Soziale Medien gegen die Gender Gap
Es scheint jedoch ein Licht am Ende des Tunnels zu geben. Einer aktuellen Studie der Harvard University zufolge setzen Politikerinnen erfolgreich auf die sozialen Medien, um ihren Bekanntheitsgrad zu steigern und in der politischen Ellenbogengesellschaft zu bestehen. Durchgeführt wurden die Untersuchungen in Zusammenarbeit mit Women in Parliaments Global Forum (WIP), dem Shorenstein Center und Facebook. Gemeinsam analysierte man die Social-Media-Gewohnheiten von 900 weiblichen Abgeordneten aus 107 Ländern – 25 davon EU-Mitgliedsstaaten.
Wie die Ergebnisse zeigen, sind die Netzwerke durch ihren geringen Kostenaufwand und den Fokus auf die eigene Persönlichkeit für viele Politikerinnen das ideale Medium, um Einfluss zu nehmen und die Gender Gap zu überbrücken. 85 Prozent der weiblichen Gesetzgeber nutzen eine Online-Plattform, meist Facebook. Etwa 90 Prozent von ihnen versuchen, über ihren Account Wähler zu erreichen. Soziale Medien helfen Frauen, „erfolgreich in dem Job zu sein, für den sie gewählt wurden“, betont Katie Harbath von Facebook.
Politikerinnen machen vorrangig Gebrauch von sozialen Medien, wenn sie mit ihren Wählern, Unterstützern und Mitarbeitern kommunizieren wollen.

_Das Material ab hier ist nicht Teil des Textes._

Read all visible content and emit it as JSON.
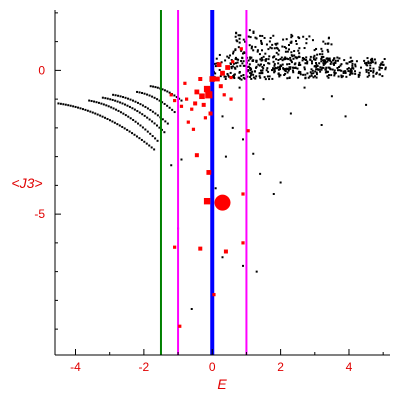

Die im Rahmen der Studie befragten Teilnehmer waren meist unter 50 und Mitglieder der Opposition oder kleinerer Parteien. Man könnte daraus schlussfolgern, dass der Aufstieg weniger einflussreicher Fraktionen vom Erfolg oder Scheitern der sozialen Medien abhängt.
Der Nachteil von Müttern gegenüber Nicht-Müttern im Beruf oder anderen Lebensbereichen lässt sich laut Studie nicht in den sozialen Medien beobachten. Weibliche Abgeordnete mit Kindern oder Schwangere nutzen Facebook, Twitter, Instagram etc. nicht seltener als alle anderen.

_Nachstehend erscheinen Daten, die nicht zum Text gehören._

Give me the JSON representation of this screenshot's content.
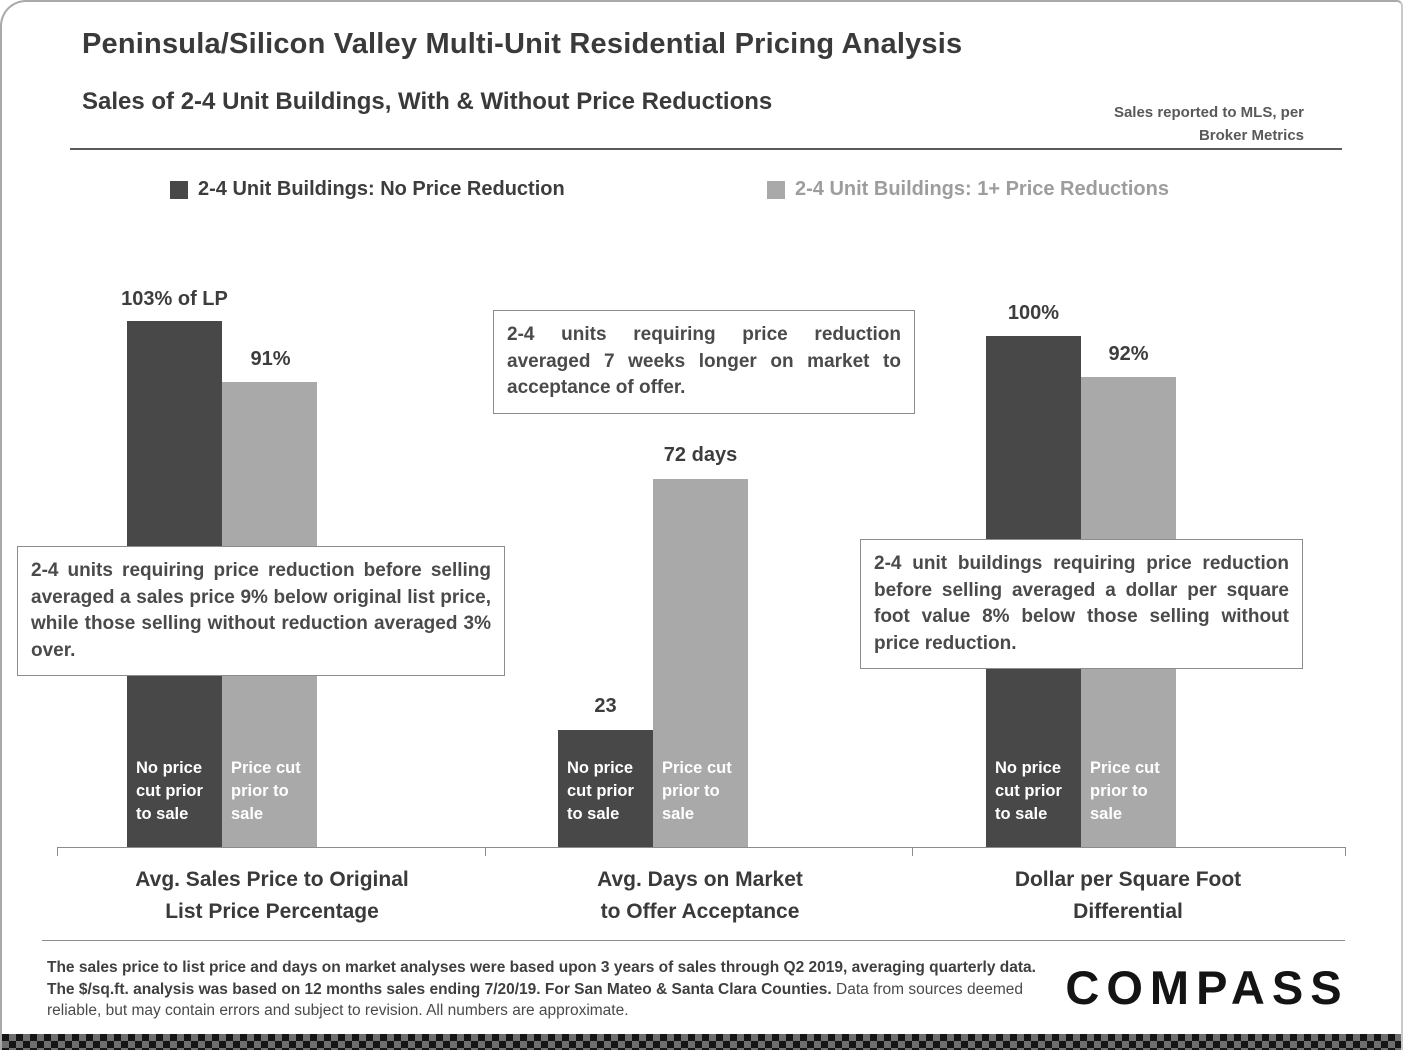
{
  "header": {
    "title": "Peninsula/Silicon Valley Multi-Unit Residential Pricing Analysis",
    "subtitle": "Sales of 2-4 Unit Buildings, With & Without Price Reductions",
    "source_note": "Sales reported to MLS, per Broker Metrics"
  },
  "chart_data": {
    "type": "bar",
    "title": "Sales of 2-4 Unit Buildings, With & Without Price Reductions",
    "categories": [
      "Avg. Sales Price to Original\nList Price Percentage",
      "Avg. Days on Market\nto Offer Acceptance",
      "Dollar per Square Foot\nDifferential"
    ],
    "series": [
      {
        "name": "2-4 Unit Buildings: No Price Reduction",
        "color": "#484848",
        "values": [
          103,
          23,
          100
        ],
        "value_labels": [
          "103% of LP",
          "23",
          "100%"
        ],
        "bar_caption": "No price cut prior to sale"
      },
      {
        "name": "2-4 Unit Buildings: 1+ Price Reductions",
        "color": "#a9a9a9",
        "values": [
          91,
          72,
          92
        ],
        "value_labels": [
          "91%",
          "72 days",
          "92%"
        ],
        "bar_caption": "Price cut prior to sale"
      }
    ],
    "grid": false,
    "legend_position": "top",
    "value_axis_visible": false
  },
  "annotations": [
    {
      "text": "2-4 units requiring price reduction before selling averaged a sales price 9% below original list price, while those selling without reduction averaged 3% over."
    },
    {
      "text": "2-4 units requiring price reduction averaged 7 weeks longer on market to acceptance of offer."
    },
    {
      "text": "2-4 unit buildings requiring price reduction before selling averaged a dollar per square foot value 8% below those selling without price reduction."
    }
  ],
  "footer": {
    "disclaimer_bold": "The sales price to list price and days on market analyses were based upon 3 years of sales through Q2 2019, averaging quarterly data. The $/sq.ft. analysis was based on 12 months sales ending 7/20/19.  For San Mateo & Santa Clara Counties.",
    "disclaimer_regular": " Data from sources deemed reliable, but may contain errors and subject to revision. All numbers are approximate.",
    "brand": "COMPASS"
  }
}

Die Ergebnisse der Studie unterstreichen vor allem den positiven Einfluss sozialer Medien auf die Gleichstellung von Männern und Frauen. Dennoch lässt sich anhand der Studie auch eine besorgniserregende Entwicklung ableiten: Die häufigsten User sind jene Frauen, die sich in ihrer Partei bereits als gleichberechtigt empfinden. Für die Netzwerke könnte sich somit eine schwierige Situation ergeben, in der sie gerade die Frauen nicht erreichen, die ihre gleichberechtigende Wirkung am ehesten gebrauchen könnten.
„Politikerinnen sind auch in Sachen Social Media nicht komplett gleichgestellt“, kritisiert Nicco Mele vom Shorenstein Center. Innerhalb der politischen Parteien müsse es einen Sinneswandel geben, damit Frauen die verfügbaren Instrumente besser ausschöpfen könnten.

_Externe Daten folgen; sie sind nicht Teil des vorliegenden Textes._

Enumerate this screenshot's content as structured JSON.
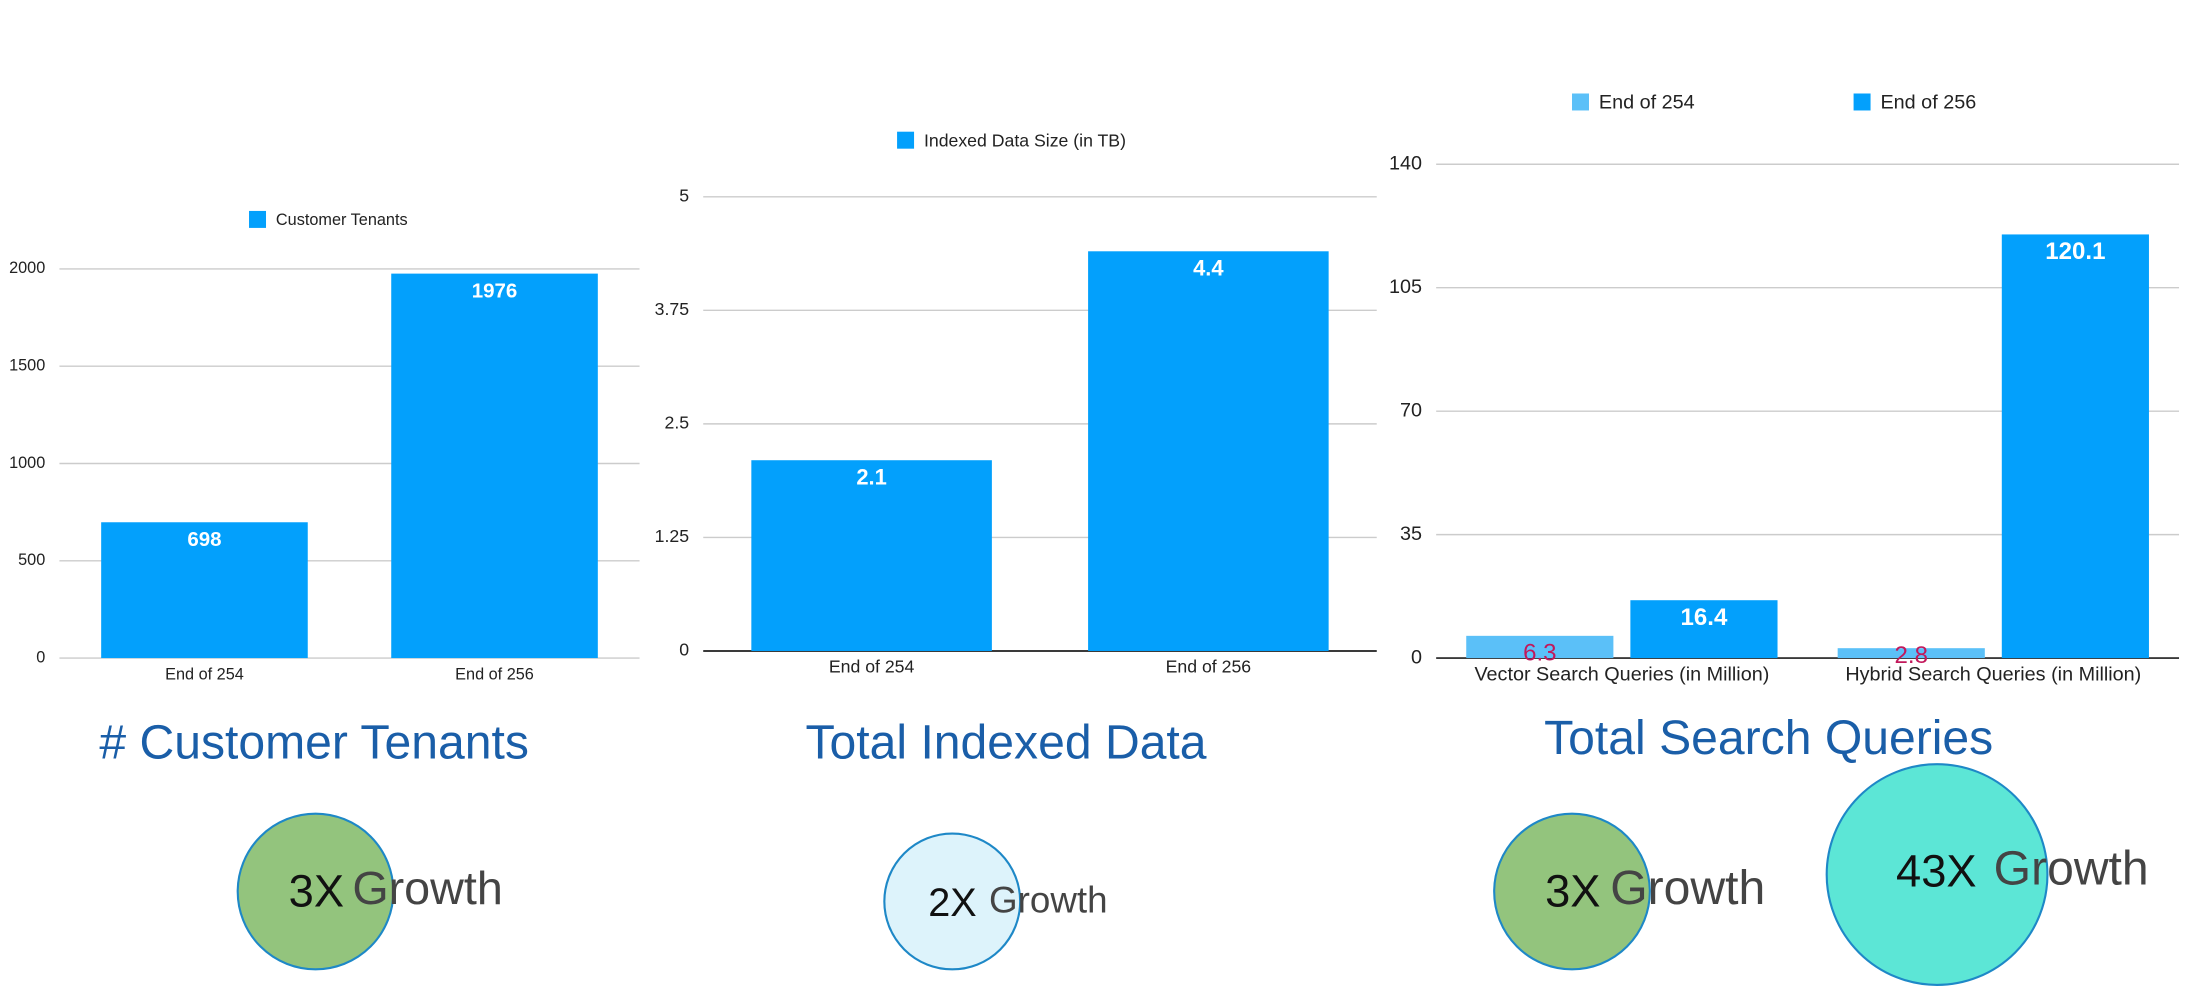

Der Bericht liefert einen kurzen Ausblick und entsprechende Empfehlungen, die Frauen dabei helfen sollen, mithilfe sozialer Medien Ungerechtigkeiten zu überkommen. Es geht darum, Wähler zu erreichen, aktiver zu werden und persönliche Geschichten mit anderen zu teilen – Tipps die sich weitestgehend mit EURACTIVs Twitter-Guide decken.
Technologische Entwicklungen werden sich auch in Zukunft auf die Gesellschaft auswirken. Doch solange Hindernisse wie undurchschaubare Abstimmungsverfahren und latenter Sexismus bestehen bleiben, wird sich der positive Einfluss sozialer Medien auf die Gleichstellung von Mann und Frau verflüchtigen, noch ehe es zu einem politischen und gesellschaftlichen Wandel kommt.